- From: James Clark <jjc@jclark.com>
- Date: Thu, 01 Jul 1999 19:32:21 +0700
- To: Jess M Holle <jessh@ptc.com>
- CC: xsl-editors@w3.org
Jess M Holle wrote:
>
> I have been working with XSLT to produce HTML UI's from purely non-UI
> XML data representing various states.
>
> This spurs a couple of comments:
>
> 1) A few more string routines would be -really- helpful.
> For instance, I would like to have a Java MessageFormat-like
> XSL translation template. The problem is that there is no
> string replace functionality. Moreover, substring-before() should
> really return the entire first argument if the second argument is
> not found in it -- this would allow a much cleaner implementation
> of first-instance replace.
>
> As it is I have a nasty bit of hard-wired XSL code that allows
> up to 3 args to be replaced (i.e. '{0} is a {1} of {2}').
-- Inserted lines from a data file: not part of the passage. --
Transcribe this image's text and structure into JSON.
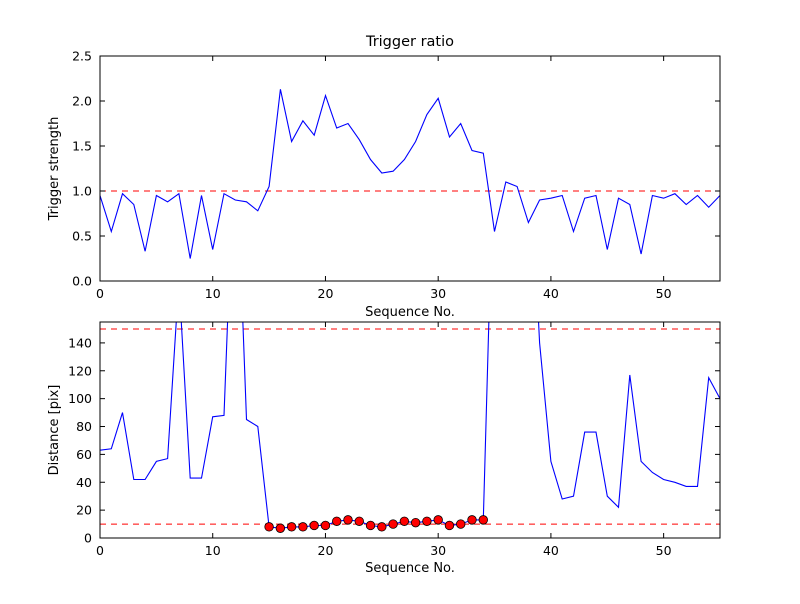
{
  "figure": {
    "background": "#ffffff"
  },
  "chart_data": [
    {
      "type": "line",
      "title": "Trigger ratio",
      "xlabel": "Sequence No.",
      "ylabel": "Trigger strength",
      "xlim": [
        0,
        55
      ],
      "ylim": [
        0,
        2.5
      ],
      "xticks": {
        "values": [
          0,
          10,
          20,
          30,
          40,
          50
        ],
        "labels": [
          "0",
          "10",
          "20",
          "30",
          "40",
          "50"
        ]
      },
      "yticks": {
        "values": [
          0,
          0.5,
          1.0,
          1.5,
          2.0,
          2.5
        ],
        "labels": [
          "0.0",
          "0.5",
          "1.0",
          "1.5",
          "2.0",
          "2.5"
        ]
      },
      "grid": false,
      "series": [
        {
          "name": "trigger-strength",
          "color": "#0000ff",
          "x_is_index": true,
          "values": [
            0.95,
            0.55,
            0.97,
            0.85,
            0.33,
            0.95,
            0.88,
            0.97,
            0.25,
            0.95,
            0.35,
            0.97,
            0.9,
            0.88,
            0.78,
            1.05,
            2.13,
            1.55,
            1.78,
            1.62,
            2.06,
            1.7,
            1.75,
            1.57,
            1.35,
            1.2,
            1.22,
            1.35,
            1.55,
            1.85,
            2.03,
            1.6,
            1.75,
            1.45,
            1.42,
            0.55,
            1.1,
            1.05,
            0.65,
            0.9,
            0.92,
            0.95,
            0.55,
            0.92,
            0.95,
            0.35,
            0.92,
            0.85,
            0.3,
            0.95,
            0.92,
            0.97,
            0.85,
            0.95,
            0.82,
            0.95
          ]
        }
      ],
      "hlines": [
        {
          "y": 1.0,
          "color": "#ff0000",
          "style": "dashed"
        }
      ]
    },
    {
      "type": "line",
      "title": "",
      "xlabel": "Sequence No.",
      "ylabel": "Distance [pix]",
      "xlim": [
        0,
        55
      ],
      "ylim": [
        0,
        155
      ],
      "xticks": {
        "values": [
          0,
          10,
          20,
          30,
          40,
          50
        ],
        "labels": [
          "0",
          "10",
          "20",
          "30",
          "40",
          "50"
        ]
      },
      "yticks": {
        "values": [
          0,
          20,
          40,
          60,
          80,
          100,
          120,
          140
        ],
        "labels": [
          "0",
          "20",
          "40",
          "60",
          "80",
          "100",
          "120",
          "140"
        ]
      },
      "grid": false,
      "series": [
        {
          "name": "distance",
          "color": "#0000ff",
          "x_is_index": true,
          "values": [
            63,
            64,
            90,
            42,
            42,
            55,
            57,
            185,
            43,
            43,
            87,
            88,
            300,
            85,
            80,
            8,
            7,
            8,
            8,
            9,
            9,
            12,
            13,
            12,
            9,
            8,
            10,
            12,
            11,
            12,
            13,
            9,
            10,
            13,
            13,
            300,
            300,
            300,
            300,
            140,
            55,
            28,
            30,
            76,
            76,
            30,
            22,
            117,
            55,
            47,
            42,
            40,
            37,
            37,
            115,
            100
          ]
        }
      ],
      "hlines": [
        {
          "y": 150,
          "color": "#ff0000",
          "style": "dashed"
        },
        {
          "y": 10,
          "color": "#ff0000",
          "style": "dashed"
        }
      ],
      "markers": {
        "name": "tracked-points",
        "shape": "circle",
        "fill": "#ff0000",
        "edge": "#000000",
        "x": [
          15,
          16,
          17,
          18,
          19,
          20,
          21,
          22,
          23,
          24,
          25,
          26,
          27,
          28,
          29,
          30,
          31,
          32,
          33,
          34
        ],
        "y": [
          8,
          7,
          8,
          8,
          9,
          9,
          12,
          13,
          12,
          9,
          8,
          10,
          12,
          11,
          12,
          13,
          9,
          10,
          13,
          13
        ]
      }
    }
  ]
}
The XSL WG doesn't plan to add any new features before 1.0.
> 2) I parse the "Accept-Language" header in a Java servlet and send
> it into the XSL as an input parameter. This is all well and
> good, but it is minimally useful because xsl:import and
> xsl:include do not allow expressions! If they did I could
> write
> <xsl:include href='concat("translationBundle_",$locale,".xsl")'/>
>
> Item (1) is obnoxious.
>
> Item (2) is a severe limitation. I now have to have each XSL file
> translated (granted I can use xsl:variable to separate out the
> translation strings), rather than having separately translated resource
> bundles included from my main XSL files as I'd naively planned [I had
> assumed that xsl:include allowed XSL expressions].
I would suggest treating the translation bundle as another source
document rather than as an stylesheet.